Why It's Actually Okay Not To Salt Your Pasta Water

When it comes to food "rules," you'd be surprised how few of them are really hard and fast. While food experts and amateurs alike will practically scream their insistence that you absolutely MUST double-fry your potatoes or only cook with "really good" olive oil or tear your lettuce or save your pasta water or any number of other supposed culinary sacred cows, if you ignore this advice, what happens? Gordon Ramsay calls you an idiot sandwich? Not likely, unless you're turning your every cooking session into a TikTok video. In fact, you're likely to find that breaking most of these so-called rules won't ruin your food or, in most cases, make much difference. (Except the one about not eating pink chicken, since these consequences could be very unpleasant.)

Case in point: salting pasta water. While many people were shocked and irate to find that Olive Garden restaurants don't salt their pasta water as they insisted that the salt is absolutely crucial for the flavor, others wondered, is it really that big a deal if you skip it? There are a few legitimate reasons that you might not want to salt your pasta water. For one thing, even though salt does tend to be fairly inexpensive, at least if you're not using the pricey specialty kind, it's still kind of wasteful since only a small portion of the ingredient is absorbed into the noodles. For another, if you're watching your sodium intake, why add salt where it's doing so little good?

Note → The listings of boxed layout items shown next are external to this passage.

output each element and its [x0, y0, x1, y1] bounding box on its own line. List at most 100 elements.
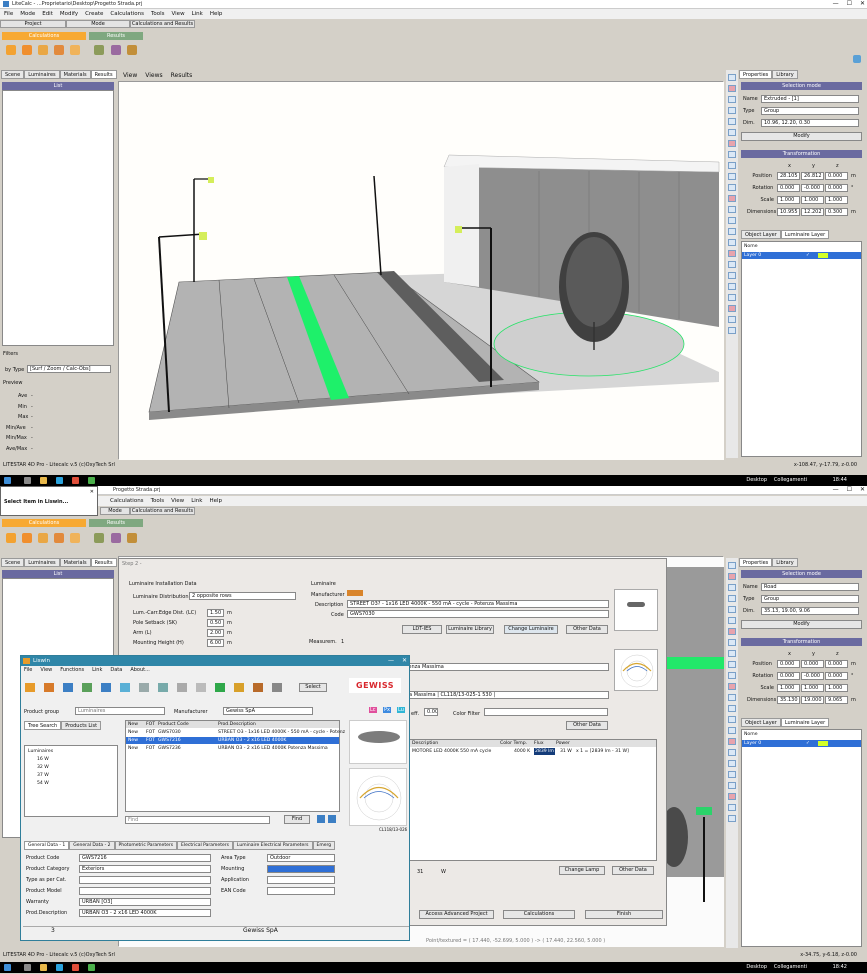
finish-button[interactable]: Finish [585, 910, 663, 919]
liswin-menu-item[interactable]: Data [110, 667, 122, 673]
transform-field[interactable]: 0.000 [801, 660, 824, 668]
tool-icon[interactable] [728, 683, 736, 690]
transform-field[interactable]: 0.000 [825, 660, 848, 668]
tool-icon[interactable] [728, 694, 736, 701]
tool-icon[interactable] [728, 804, 736, 811]
tool-icon[interactable] [728, 140, 736, 147]
menu-item[interactable]: View [172, 11, 185, 17]
layer-color-swatch-2[interactable] [818, 741, 828, 746]
gd-field[interactable]: Exteriors [79, 865, 211, 873]
px-badge[interactable]: Px [383, 707, 391, 713]
tab-library[interactable]: Library [772, 70, 798, 79]
transform-field[interactable]: 1.000 [825, 684, 848, 692]
tool-icon[interactable] [728, 562, 736, 569]
tool-icon[interactable] [728, 305, 736, 312]
find-button[interactable]: Find [284, 815, 310, 824]
results-icon-1b[interactable] [94, 533, 104, 543]
transform-field[interactable]: 1.000 [777, 196, 800, 204]
tab-properties-2[interactable]: Properties [739, 558, 773, 567]
liswin-tool-icon[interactable] [120, 683, 130, 692]
tool-icon[interactable] [728, 606, 736, 613]
layer-list-2[interactable]: Nome Layer 0 ✓ [741, 729, 862, 947]
prop-field[interactable]: Road [761, 583, 859, 591]
tool-icon[interactable] [728, 815, 736, 822]
general-tab[interactable]: Emerg [312, 841, 336, 850]
gd-right-field[interactable] [267, 887, 335, 895]
maximize-icon-2[interactable]: ☐ [847, 486, 852, 493]
task-icon-2[interactable] [24, 964, 31, 971]
tab-scene[interactable]: Scene [1, 70, 25, 79]
menu-item[interactable]: Help [210, 11, 223, 17]
help-icon[interactable] [853, 55, 861, 63]
transform-field[interactable]: 0.000 [825, 172, 848, 180]
tool-icon[interactable] [728, 283, 736, 290]
transform-field[interactable]: 0.300 [825, 208, 848, 216]
tab-object-layer-2[interactable]: Object Layer [741, 718, 781, 727]
prop-field[interactable]: 35.13, 19.00, 9.06 [761, 607, 859, 615]
liswin-tool-icon[interactable] [139, 683, 149, 692]
tool-icon[interactable] [728, 793, 736, 800]
tool-icon[interactable] [728, 272, 736, 279]
modify-button[interactable]: Modify [741, 132, 862, 141]
change-lamp-button[interactable]: Change Lamp [559, 866, 605, 875]
transform-field[interactable]: 1.000 [777, 684, 800, 692]
ldt-ies-button[interactable]: LDT-IES [402, 625, 442, 634]
tab-results[interactable]: Results [90, 70, 117, 79]
menu-item[interactable]: Link [191, 498, 202, 504]
tab-results-2[interactable]: Results [90, 558, 117, 567]
tool-icon[interactable] [728, 771, 736, 778]
tool-icon[interactable] [728, 151, 736, 158]
general-tab[interactable]: Electrical Parameters [177, 841, 233, 850]
tab-luminaires[interactable]: Luminaires [24, 70, 60, 79]
tab-properties[interactable]: Properties [739, 70, 773, 79]
results-list[interactable] [2, 90, 114, 346]
gd-field[interactable] [79, 887, 211, 895]
menu-item[interactable]: Tools [151, 11, 165, 17]
product-list[interactable]: New FOT Product Code Prod.Description New FOT… [125, 720, 345, 812]
color-filter-field[interactable] [484, 708, 608, 716]
tool-icon[interactable] [728, 738, 736, 745]
ribbon-results-2[interactable]: Results [89, 519, 143, 527]
menu-item[interactable]: File [4, 11, 13, 17]
general-tab[interactable]: General Data - 2 [69, 841, 115, 850]
close-icon-2[interactable]: ✕ [860, 486, 865, 493]
folder-icon-2[interactable] [40, 964, 47, 971]
modify-button-2[interactable]: Modify [741, 620, 862, 629]
app-icon-2b[interactable] [88, 964, 95, 971]
transform-field[interactable]: 0.000 [825, 184, 848, 192]
prev-icon[interactable] [317, 815, 325, 823]
general-tab[interactable]: Photometric Parameters [114, 841, 178, 850]
results-icon-2b[interactable] [111, 533, 121, 543]
transform-field[interactable]: 35.130 [777, 696, 800, 704]
gd-right-field[interactable] [267, 876, 335, 884]
liswin-tool-icon[interactable] [272, 683, 282, 692]
browser-icon[interactable] [56, 477, 63, 484]
transform-field[interactable]: 1.000 [825, 196, 848, 204]
menu-item[interactable]: View [171, 498, 184, 504]
transform-field[interactable]: 10.955 [777, 208, 800, 216]
tool-icon[interactable] [728, 749, 736, 756]
menu-views[interactable]: Views [145, 72, 162, 79]
distribution-select[interactable]: 2 opposite rows [189, 592, 296, 600]
menu-item[interactable]: Tools [151, 498, 165, 504]
tool-icon[interactable] [728, 760, 736, 767]
tool-icon[interactable] [728, 228, 736, 235]
tool-icon[interactable] [728, 239, 736, 246]
tool-icon[interactable] [728, 206, 736, 213]
liswin-tool-icon[interactable] [101, 683, 111, 692]
select-button[interactable]: Select [299, 683, 327, 692]
manufacturer-select[interactable]: Gewiss SpA [223, 707, 313, 715]
next-icon[interactable] [328, 815, 336, 823]
tab-luminaire-layer[interactable]: Luminaire Layer [780, 230, 830, 239]
minimize-icon-2[interactable]: — [833, 486, 839, 493]
calc-icon-5b[interactable] [70, 533, 80, 543]
browser-icon-2[interactable] [56, 964, 63, 971]
liswin-tool-icon[interactable] [25, 683, 35, 692]
liswin-menu-item[interactable]: File [24, 667, 32, 673]
tool-icon[interactable] [728, 639, 736, 646]
start-icon[interactable] [4, 477, 11, 484]
layer-color-swatch[interactable] [818, 253, 828, 258]
transform-field[interactable]: 9.065 [825, 696, 848, 704]
general-tab[interactable]: Luminaire Electrical Parameters [232, 841, 313, 850]
lamp-table[interactable]: Description Color Temp. Flux Power MOTOR… [409, 739, 657, 861]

The salt isn't helping as much as you think

Unless you are eating your cooked noodles plain, the fact that they are or are not salted doesn't make much difference to the overall flavor of the dish. Even the great James Beard himself didn't advocate using salted water in his "Beard on Pasta," while the South China Morning Post notes that neither noodles nor rice in Asian dishes is typically cooked with salt.

On a recent Reddit thread, one person commented, "I am a sous chef at an Italian restaurant, and we do not salt our pasta water," explaining "it is much more consistent, and easier, to season the dish in the pan." Another said, "I worked for an upscale sicilian restaurant for a while. Awesome pasta, no salt," while a home cook, having tested their pasta cooked with and without salt, concluded, "As I'm seasoning my dish afterwards so far I don't think it's mattering that much." Still another Redditor, a zero-waste hero, explained, "I don't salt the water so that when the water cools I can use it to water plants." (Garden experts agree: unsalted pasta water can fertilize as well as moisturize.)

If you're used to salting your pasta water and you're bound and determined to keep on doing so, then go right ahead. Just don't make the mistake of the Redditor who admits they "ruined Christmas" by stealth-salting the pasta water in someone else's home where a family member was on a low-sodium diet.